Currently, the gold-standard for DR grading is a modified version of the Early Treatment Diabetic Retinopathy Study (ETDRS) adaptation of the Modified Airlie House Classification⁶. Fluorescein angiography and indocyanine green angiography have been combined for evaluating retinal and choroidal vasculature⁷. In recent years, a quantum leap in ocular imaging technique has been achieved. Enhanced depth imaging of spectral-domain optical coherence tomography (OCT) facilitates the measurement of choroidal thickness (CT) and the characterization of changes in the choroidal vessels in several chorioretinal diseases⁸. Recent advances in swept-source (SS)-OCT systems utilizing longer wavelengths (usually approximately 1,050 nm) and faster scanning speeds have improved tissue penetration, spatial resolution, and signal-to-noise ratio⁹, allowing better visualization of the choroidal vasculature, even microvascular changes.

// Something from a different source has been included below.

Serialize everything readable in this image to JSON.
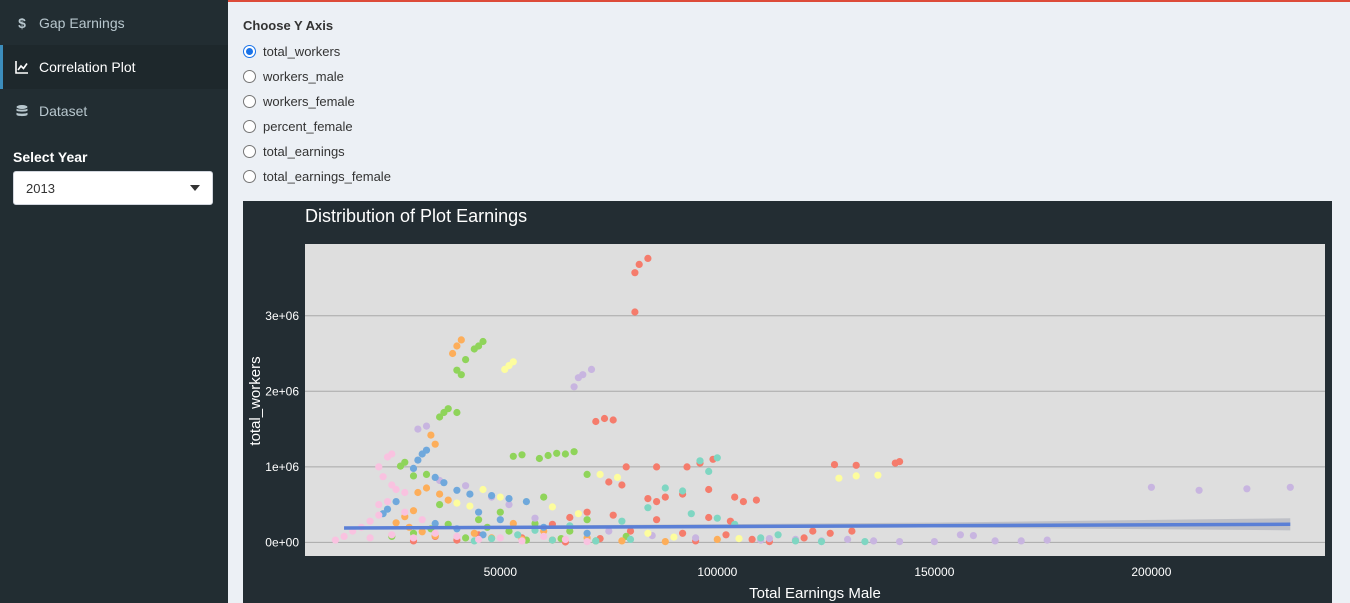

Several choroidal alterations in diabetic patients have been described in the literature^10–14. Recently there has been a focus on CT, which differs significantly from that of healthy patients; however, inconsistent results have been reported. Several investigators have reported that CT was significantly reduced in mild or moderate non-proliferative DR (NPDR)^10,14. Conversely, others reported that subfoveal CT (SFCT) increased as DR worsened to proliferative DR (PDR), and decreased in diabetic macular edema (DME) or laser-treated eyes^11,12. Choroidal blood flow increased in NPDR patients, and decreased in laser-treated PDR patients¹³. These discrepancies are likely caused by the effect of various factors on CT^15–18. Furthermore, it remains uncertain whether CT changes are influenced by remodeling of choroidal vasculature or altered stromal elements.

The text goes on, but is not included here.